Raising the Standard of Clean in Environmental Services Part 2

In a presentation for the CDC on “The Role of Environmental Cleaning in Preventing HAIs”,Dr. Keith Woeltje of the Washington University School of Medicine cited studies that showed that though most hospital surfaces looked clean, their current cleaning program was not effectively removing pathogens. This negligence has serious implications on patient health, namely that it dramatically increases a patient’s likelihood of acquiring a Healthcare Associated Infection (HAI). The primary purpose of his talk, however, was not to point fingers but to provide solutions.

Dr. Woeltje outlined a programmatic approach that was tested in thirty-six hospitals. It started with collecting baseline data on current cleaning effectiveness and ultimately empowered ES staff to engage in an on-going self-auditing process.

Here’s what happened:

In Phase I, rooms that had been terminally cleaned were identified, marked and then evaluated after one or two patient cycles using a fluorescent gel system.

In Phase II, the data from the first phase was used to evaluate the overall effectiveness of the current cleaning program. This information was then used to educate Environmental Services staff about surfaces that were being neglected. It was important that these issues were presented to the ES staff in a supportive, “non-punitive” manner.

During Phase III, the same surfaces were tested again and compared with the baseline data from the first phase.

On average hospitals went from cleaning 45 to 80% of high-touch objects effectively. These are pretty remarkable results considering that they didn’t incur any additional costs in the process.

Staying Power

The only weakness of this type of educational approach was that results tended to be short-term. Though rooms were initially cleaned more rigorously, eventually there was an inevitable drop in results. Dr. Woeltje said that this downward slope could be reversed by continuing to track cleaning efficacy on an ongoing basis and getting Environmental Services staff to feel invested in the results.

One idea he tried was giving each area of the hospital a board dedicated to the specific issues important to that department (e.g. slip/fall prevention, infection rates, etc.). In the Environmental Services department, one issue on their board was cleaning efficacy. Efficacy measurements were regularly updated and posted and every day someone from senior leadership would come by to go over the board with ES staff. A frontline staff member, not the ES manager, would review their current cleaning efficacy rates with that person and describe what practical steps their department was taking to improve these results.

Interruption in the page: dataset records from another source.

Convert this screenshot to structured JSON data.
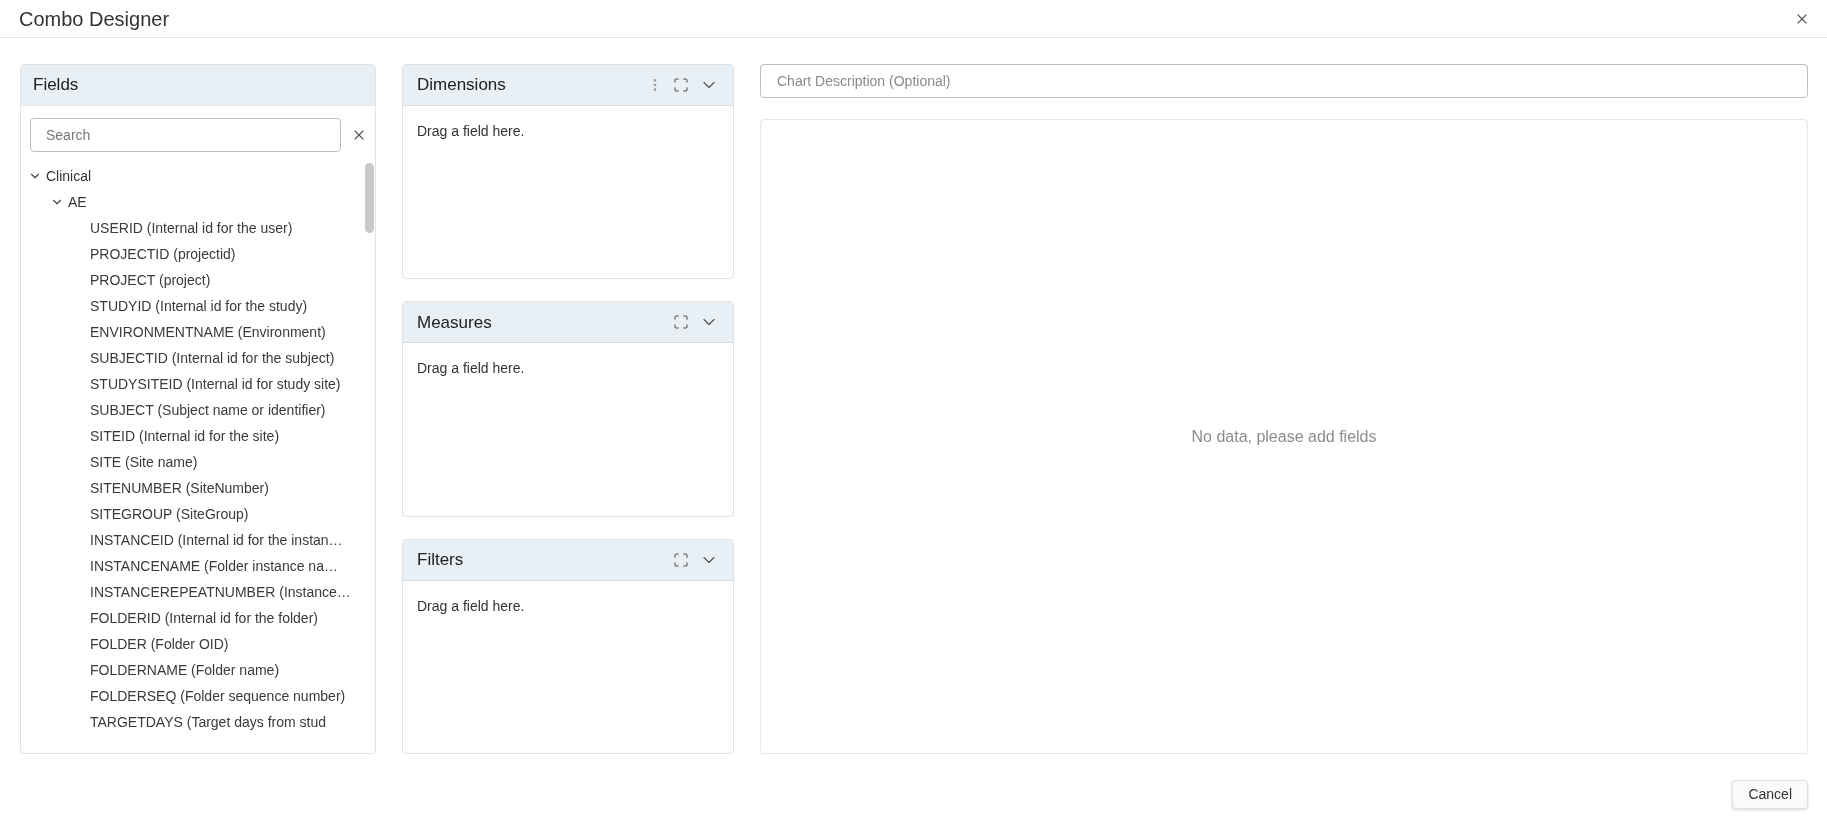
{
  "dialog": {
    "title": "Combo Designer"
  },
  "fields_panel": {
    "title": "Fields",
    "search": {
      "placeholder": "Search"
    },
    "tree": [
      {
        "label": "Clinical",
        "expanded": true,
        "children": [
          {
            "label": "AE",
            "expanded": true,
            "children": [
              {
                "label": "USERID (Internal id for the user)"
              },
              {
                "label": "PROJECTID (projectid)"
              },
              {
                "label": "PROJECT (project)"
              },
              {
                "label": "STUDYID (Internal id for the study)"
              },
              {
                "label": "ENVIRONMENTNAME (Environment)"
              },
              {
                "label": "SUBJECTID (Internal id for the subject)"
              },
              {
                "label": "STUDYSITEID (Internal id for study site)"
              },
              {
                "label": "SUBJECT (Subject name or identifier)"
              },
              {
                "label": "SITEID (Internal id for the site)"
              },
              {
                "label": "SITE (Site name)"
              },
              {
                "label": "SITENUMBER (SiteNumber)"
              },
              {
                "label": "SITEGROUP (SiteGroup)"
              },
              {
                "label": "INSTANCEID (Internal id for the instan…"
              },
              {
                "label": "INSTANCENAME (Folder instance na…"
              },
              {
                "label": "INSTANCEREPEATNUMBER (Instance…"
              },
              {
                "label": "FOLDERID (Internal id for the folder)"
              },
              {
                "label": "FOLDER (Folder OID)"
              },
              {
                "label": "FOLDERNAME (Folder name)"
              },
              {
                "label": "FOLDERSEQ (Folder sequence number)"
              },
              {
                "label": "TARGETDAYS (Target days from stud"
              }
            ]
          }
        ]
      }
    ]
  },
  "drop_zones": [
    {
      "title": "Dimensions",
      "hint": "Drag a field here.",
      "menu": true
    },
    {
      "title": "Measures",
      "hint": "Drag a field here.",
      "menu": false
    },
    {
      "title": "Filters",
      "hint": "Drag a field here.",
      "menu": false
    }
  ],
  "chart": {
    "description": {
      "placeholder": "Chart Description (Optional)"
    },
    "empty_message": "No data, please add fields"
  },
  "buttons": [
    "Cancel"
  ]
}
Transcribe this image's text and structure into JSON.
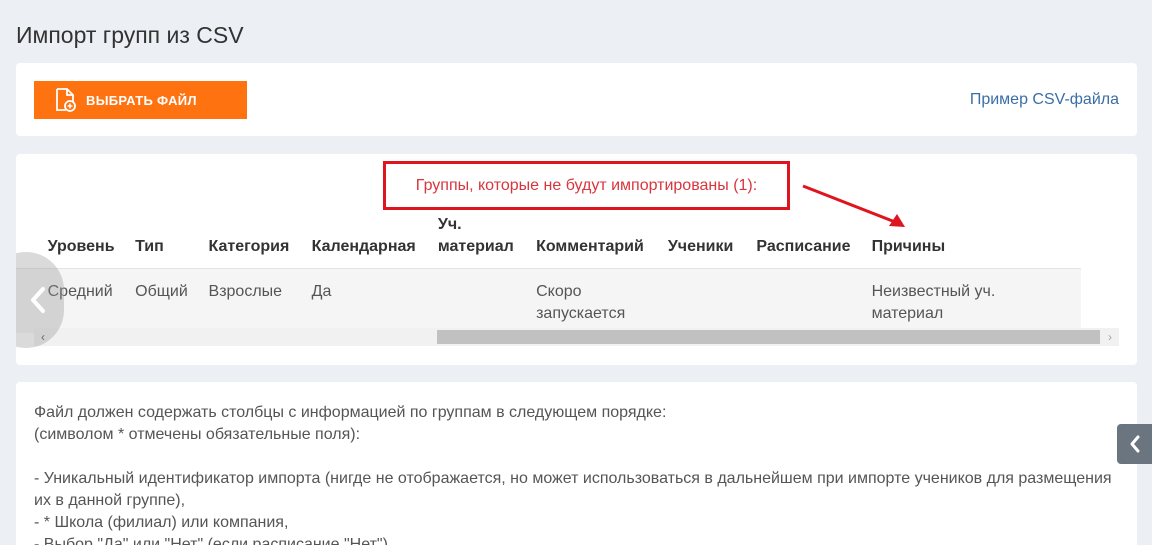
{
  "page": {
    "title": "Импорт групп из CSV"
  },
  "upload": {
    "choose_button_label": "ВЫБРАТЬ ФАЙЛ",
    "example_link": "Пример CSV-файла",
    "accent_color": "#ff7210"
  },
  "not_imported": {
    "heading": "Группы, которые не будут импортированы (1):",
    "columns": [
      "",
      "Уровень",
      "Тип",
      "Категория",
      "Календарная",
      "Уч. материал",
      "Комментарий",
      "Ученики",
      "Расписание",
      "Причины"
    ],
    "rows": [
      {
        "first": "ий",
        "level": "Средний",
        "type": "Общий",
        "category": "Взрослые",
        "calendar": "Да",
        "material": "",
        "comment": "Скоро запускается",
        "students": "",
        "schedule": "",
        "reasons": "Неизвестный уч. материал"
      }
    ]
  },
  "info": {
    "lines": [
      "Файл должен содержать столбцы с информацией по группам в следующем порядке:",
      "(символом * отмечены обязательные поля):",
      "",
      "- Уникальный идентификатор импорта (нигде не отображается, но может использоваться в дальнейшем при импорте учеников для размещения их в данной группе),",
      "- * Школа (филиал) или компания,",
      "- Выбор \"Да\" или \"Нет\" (если расписание \"Нет\")"
    ]
  },
  "icons": {
    "file_add": "file-add-icon",
    "carousel_prev": "chevron-left-icon",
    "side_toggle": "chevron-left-icon",
    "annotation_arrow": "red-arrow"
  }
}
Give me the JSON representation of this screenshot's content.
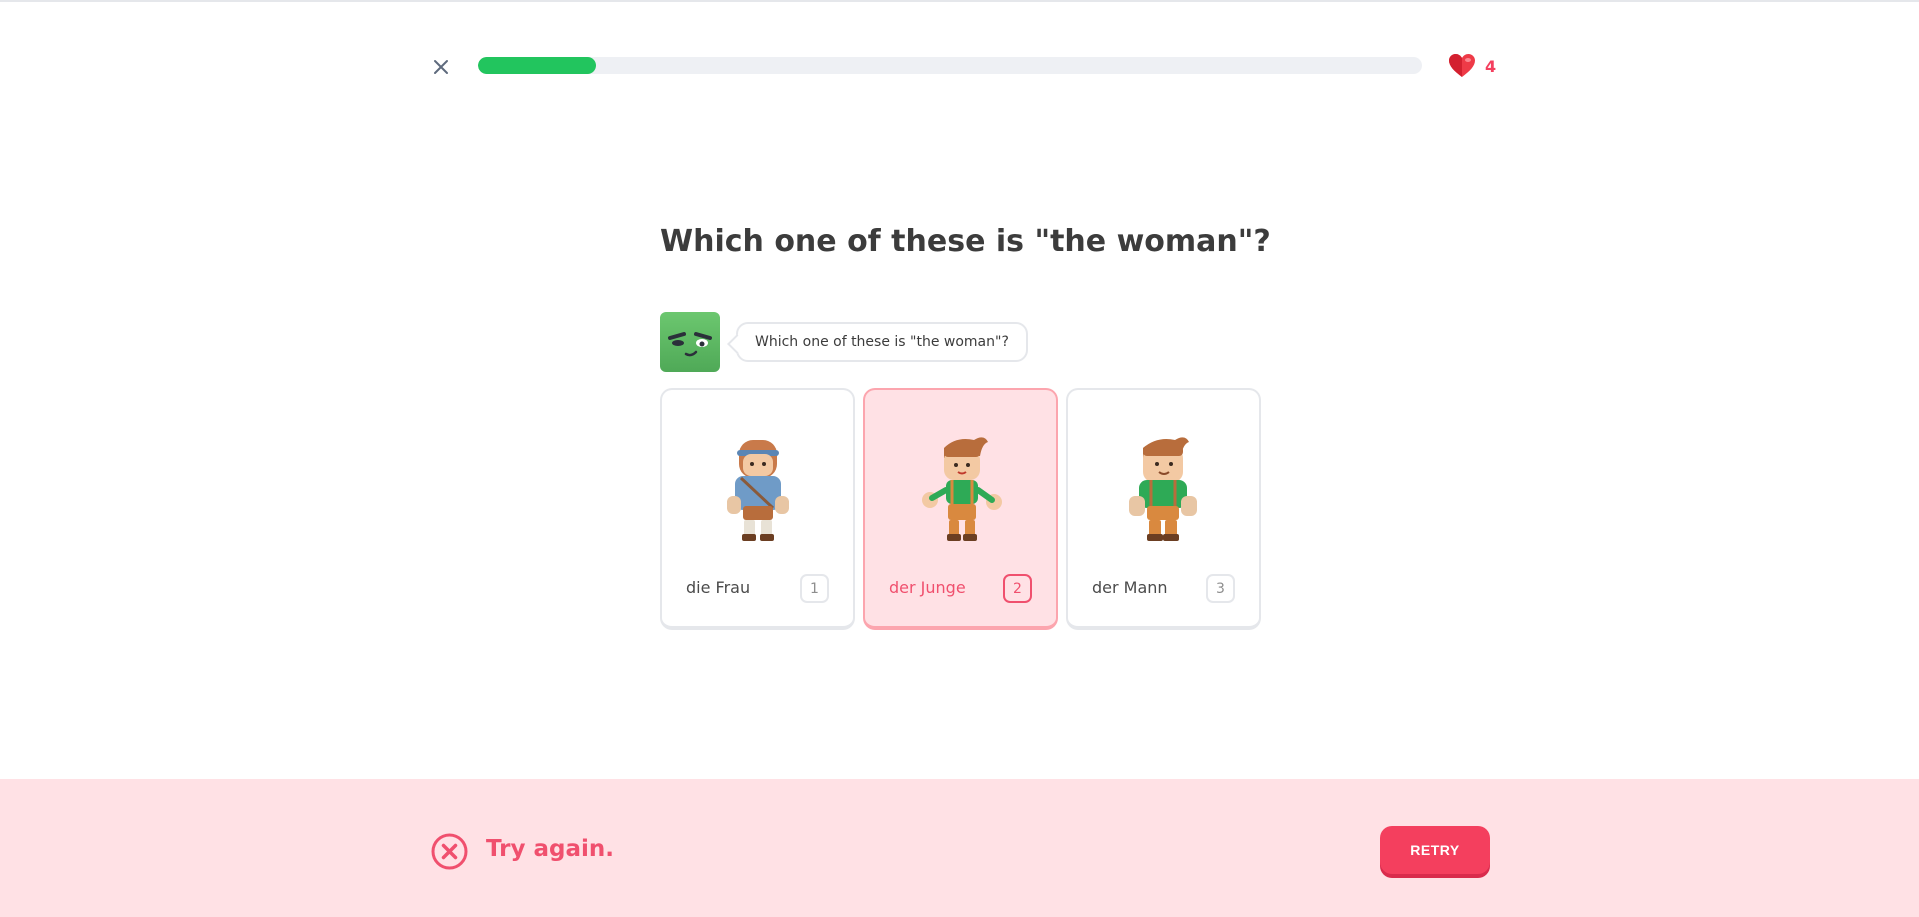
{
  "header": {
    "close_icon": "close-icon",
    "progress_percent": 12.5,
    "hearts_icon": "heart-icon",
    "hearts_count": "4",
    "colors": {
      "progress": "#22c55e",
      "hearts": "#f43f5e"
    }
  },
  "question": {
    "title": "Which one of these is \"the woman\"?",
    "bubble_text": "Which one of these is \"the woman\"?"
  },
  "options": [
    {
      "label": "die Frau",
      "key": "1",
      "icon": "woman-character-icon",
      "selected": false
    },
    {
      "label": "der Junge",
      "key": "2",
      "icon": "boy-character-icon",
      "selected": true
    },
    {
      "label": "der Mann",
      "key": "3",
      "icon": "man-character-icon",
      "selected": false
    }
  ],
  "footer": {
    "status_icon": "x-circle-icon",
    "status_text": "Try again.",
    "retry_label": "RETRY",
    "colors": {
      "background": "#ffe1e5",
      "accent": "#f0506e",
      "button": "#f43f5e"
    }
  }
}
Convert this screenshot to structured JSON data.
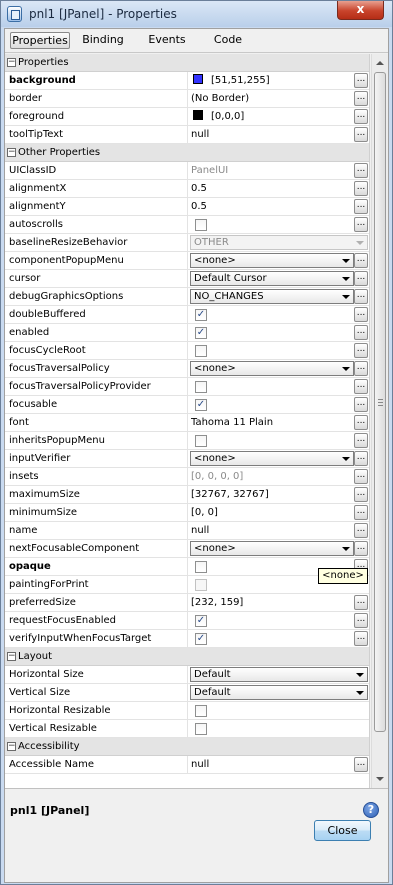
{
  "window": {
    "title": "pnl1 [JPanel] - Properties",
    "close_glyph": "x"
  },
  "tabs": [
    "Properties",
    "Binding",
    "Events",
    "Code"
  ],
  "sections": {
    "properties": {
      "toggle": "−",
      "label": "Properties"
    },
    "other": {
      "toggle": "−",
      "label": "Other Properties"
    },
    "layout": {
      "toggle": "−",
      "label": "Layout"
    },
    "accessibility": {
      "toggle": "−",
      "label": "Accessibility"
    }
  },
  "rows": {
    "background": {
      "name": "background",
      "value": "[51,51,255]",
      "color": "#3333ff"
    },
    "border": {
      "name": "border",
      "value": "(No Border)"
    },
    "foreground": {
      "name": "foreground",
      "value": "[0,0,0]",
      "color": "#000000"
    },
    "toolTipText": {
      "name": "toolTipText",
      "value": "null"
    },
    "UIClassID": {
      "name": "UIClassID",
      "value": "PanelUI"
    },
    "alignmentX": {
      "name": "alignmentX",
      "value": "0.5"
    },
    "alignmentY": {
      "name": "alignmentY",
      "value": "0.5"
    },
    "autoscrolls": {
      "name": "autoscrolls",
      "checked": false
    },
    "baselineResizeBehavior": {
      "name": "baselineResizeBehavior",
      "value": "OTHER"
    },
    "componentPopupMenu": {
      "name": "componentPopupMenu",
      "value": "<none>"
    },
    "cursor": {
      "name": "cursor",
      "value": "Default Cursor"
    },
    "debugGraphicsOptions": {
      "name": "debugGraphicsOptions",
      "value": "NO_CHANGES"
    },
    "doubleBuffered": {
      "name": "doubleBuffered",
      "checked": true
    },
    "enabled": {
      "name": "enabled",
      "checked": true
    },
    "focusCycleRoot": {
      "name": "focusCycleRoot",
      "checked": false
    },
    "focusTraversalPolicy": {
      "name": "focusTraversalPolicy",
      "value": "<none>"
    },
    "focusTraversalPolicyProvider": {
      "name": "focusTraversalPolicyProvider",
      "checked": false
    },
    "focusable": {
      "name": "focusable",
      "checked": true
    },
    "font": {
      "name": "font",
      "value": "Tahoma 11 Plain"
    },
    "inheritsPopupMenu": {
      "name": "inheritsPopupMenu",
      "checked": false
    },
    "inputVerifier": {
      "name": "inputVerifier",
      "value": "<none>"
    },
    "insets": {
      "name": "insets",
      "value": "[0, 0, 0, 0]"
    },
    "maximumSize": {
      "name": "maximumSize",
      "value": "[32767, 32767]"
    },
    "minimumSize": {
      "name": "minimumSize",
      "value": "[0, 0]"
    },
    "name": {
      "name": "name",
      "value": "null"
    },
    "nextFocusableComponent": {
      "name": "nextFocusableComponent",
      "value": "<none>"
    },
    "opaque": {
      "name": "opaque",
      "checked": false
    },
    "paintingForPrint": {
      "name": "paintingForPrint",
      "checked": false
    },
    "preferredSize": {
      "name": "preferredSize",
      "value": "[232, 159]"
    },
    "requestFocusEnabled": {
      "name": "requestFocusEnabled",
      "checked": true
    },
    "verifyInputWhenFocusTarget": {
      "name": "verifyInputWhenFocusTarget",
      "checked": true
    },
    "horizontalSize": {
      "name": "Horizontal Size",
      "value": "Default"
    },
    "verticalSize": {
      "name": "Vertical Size",
      "value": "Default"
    },
    "horizontalResizable": {
      "name": "Horizontal Resizable",
      "checked": false
    },
    "verticalResizable": {
      "name": "Vertical Resizable",
      "checked": false
    },
    "accessibleName": {
      "name": "Accessible Name",
      "value": "null"
    }
  },
  "check_mark": "✓",
  "ellipsis": "...",
  "tooltip": "<none>",
  "description": {
    "title": "pnl1 [JPanel]",
    "help_glyph": "?"
  },
  "close_button": "Close"
}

Dr. Woeltje identified the following factors as key ingredients to success in this type of approach:

– Support from upper management
– Buy-in from the ES staff
– On-going attention from managers
– Investment by ES staff in results
– Blameless benchmarking
– Cooperation about problems
– Recognition of success at all levels (i.e. within the ES department and by senior leadership)

One critical point Dr. Woeltje made in his presentation but didn’t elaborate much on was the centrality of process in the success of a cleaning program. He cited a study by Mark Rupp that showed that there is “. . . very little correlation between how much time the environmental services person spends in the room and how clean the room is. . . A lot of it has to do with workflow and efficiency, not that [ES staff] are busy cleaning stuff.” Developing an efficient process is key in sustainable cleaning efficacy. . . but it doesn’t stop there.

Process and People

Training ES staff to deal with other people in the hospital is an essential part of implementing the right process. As Matthew Stowe, OctoClean’s COO, says, “We don’t hire robots to clean buildings. We hire people to clean buildings. And these people have to deal with other people in the midst of trying to get their jobs done. Having a step-by-step, efficient checklist is important but what’s even more important is that you complete it regardless of the outside influencers. You can have the perfect process and all the right equipment and chemical but if you don’t apply them correctly, none of it matters. What makes ES staff deviate from their practices is other people. For example, distractions or resistance from patients, pressure from nursing to turn over rooms faster, and ES supervisors that are themselves responding to these outside pressures and in turn rushing their technicians. Staff need to feel supported by their managers and be trained on how to deal with the various types of feedback, personality types and cultures they may encounter as they go about their work.”

For example, ES need to be trained on how to deal with nursing or other medical staff who:
– think it is more important to get a patient in a room then take the time to clean that room properly
– think ES staff take 30 to 40 minutes to clean a room because they are lazy, not because they are following certain protocol

ES staff also need to be trained on how to deal with patients who may:
– be irritated that they are in their space
– think that they are not doing anything valuable
– want to chat for a long time
– dislike the smell of disinfectants
– have feedback for the ES staff about their work

Raising cleaning efficacy, then, requires a two-fold approach. First, ES managers and supervisors need to train staff on cleaning processes, help these staff become more comfortable and efficient in these processes, and, as Dr. Woeltje suggests, develop a programmatic approach that keeps them invested in their results. In addition, these same managers and supervisors need to protect their staff by training them on how to deal with input from people (patients and medical staff) that would tempt them to alter their processes.

In properly equipping ES staff to maintain cleaning efficacy standards, we are helping them to better fight for the preeminent goal of protecting patient safety.